Since finding his platform on Instagram, Alaskan Bush People alum Matt Brown has always been very open about his recovery from drug and alcohol addiction. However, when Brown first departed from the show, much of his process was kept secret since he was still affiliated with the franchise. It wasn’t until after successfully completing several rehabilitation programs that we began to understand what the former reality star endeavored. As much as these videos have helped his fans, they’ve also helped Brown process his own experiences.

In light of the recent stories that the Alaskan Bush People alum has heard from his fans, Brown decided to speak to the early part of his journey in his latest video on Instagram.

“Hi friends this is a video about a lecture I learned a lot about brain chemistry from, and how it affects people in early recovery,” the Alaskan Bush People alum captioned the video. “Also a special shout out to my friends that share their recovery progress with me, never give up never surrender.”

There’s a lot to unpack in the former Alaskan Bush People star’s video. For starters, it’s noteworthy that Brown has managed to create a recovery platform away from the show that has been successfully helping others facing similar circumstances with addiction. Just as impressive is Brown’s interest in brain chemistry to better understand the effects of addiction on the body.

‘Alaskan Bush People’ Alum Breaks Down Cause Behind Withdrawal Symptoms

In the quick clip, Brown covers the relationship between tetrahydroisoquinoline (THIQ) and drugs. As the former Alaskan Bush People star explained, the body stops producing nearly as much endorphins, a chemical that helps create the “happy” sensation. Without the production of this essential chemical, the body then craves its substitute from drugs and alcohol.
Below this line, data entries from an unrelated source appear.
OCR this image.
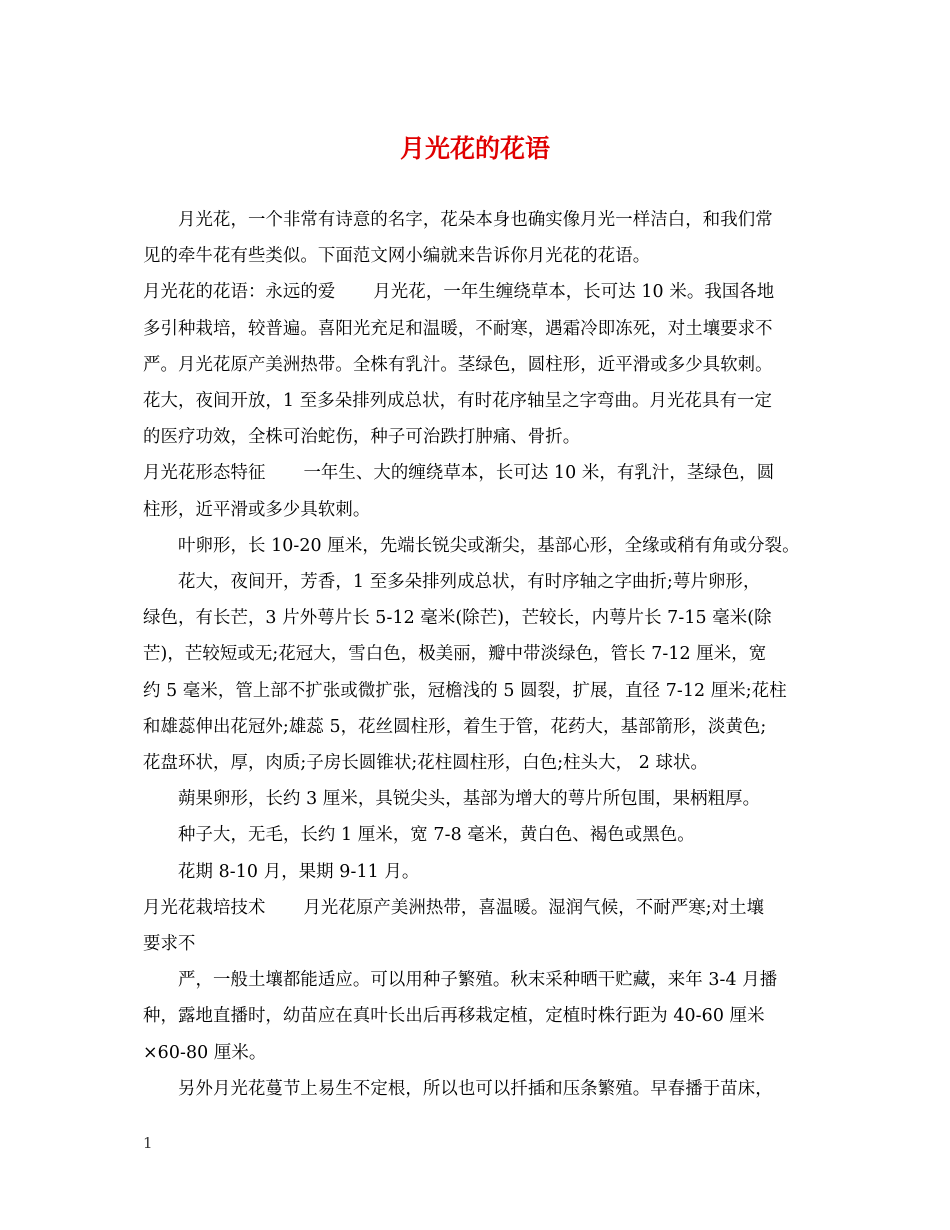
月光花的花语

月光花，一个非常有诗意的名字，花朵本身也确实像月光一样洁白，和我们常

见的牵牛花有些类似。下面范文网小编就来告诉你月光花的花语。

月光花的花语：永远的爱 月光花，一年生缠绕草本，长可达 10 米。我国各地

多引种栽培，较普遍。喜阳光充足和温暖，不耐寒，遇霜冷即冻死，对土壤要求不

严。月光花原产美洲热带。全株有乳汁。茎绿色，圆柱形，近平滑或多少具软刺。

花大，夜间开放，1 至多朵排列成总状，有时花序轴呈之字弯曲。月光花具有一定

的医疗功效，全株可治蛇伤，种子可治跌打肿痛、骨折。

月光花形态特征 一年生、大的缠绕草本，长可达 10 米，有乳汁，茎绿色，圆

柱形，近平滑或多少具软刺。

叶卵形，长 10-20 厘米，先端长锐尖或渐尖，基部心形，全缘或稍有角或分裂。

花大，夜间开，芳香，1 至多朵排列成总状，有时序轴之字曲折;萼片卵形，

绿色，有长芒，3 片外萼片长 5-12 毫米(除芒)，芒较长，内萼片长 7-15 毫米(除

芒)，芒较短或无;花冠大，雪白色，极美丽，瓣中带淡绿色，管长 7-12 厘米，宽

约 5 毫米，管上部不扩张或微扩张，冠檐浅的 5 圆裂，扩展，直径 7-12 厘米;花柱

和雄蕊伸出花冠外;雄蕊 5，花丝圆柱形，着生于管，花药大，基部箭形，淡黄色;

花盘环状，厚，肉质;子房长圆锥状;花柱圆柱形，白色;柱头大， 2 球状。

蒴果卵形，长约 3 厘米，具锐尖头，基部为增大的萼片所包围，果柄粗厚。

种子大，无毛，长约 1 厘米，宽 7-8 毫米，黄白色、褐色或黑色。

花期 8-10 月，果期 9-11 月。

月光花栽培技术 月光花原产美洲热带，喜温暖。湿润气候，不耐严寒;对土壤

要求不

严，一般土壤都能适应。可以用种子繁殖。秋末采种晒干贮藏，来年 3-4 月播

种，露地直播时，幼苗应在真叶长出后再移栽定植，定植时株行距为 40-60 厘米

×60-80 厘米。

另外月光花蔓节上易生不定根，所以也可以扦插和压条繁殖。早春播于苗床，

1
When recovering addicts first stop using substances, the cravings for these substances and THIQ can be overwhelming. And oftentimes, there’s an adjustment period before the body begins producing the right amount of endorphins again.

“It takes time for our bodies to realize we don’t have enough of it,” the Alaskan Bush People star shared.

But, Brown continued, “If you’re in early recovery and you feel cruddy, it’s not going to last forever. It does get better, one day at a time.”

Previously, Brown made a promise to his fans that he would continue covering addiction and recovery topics through the holidays. The Alaskan Bush People star hopes to provide a resource of information and personal reflection to help those struggling to stay clean during this time of year. He even mentioned that he would be creating more thorough lessons and explanations on his YouTube channel.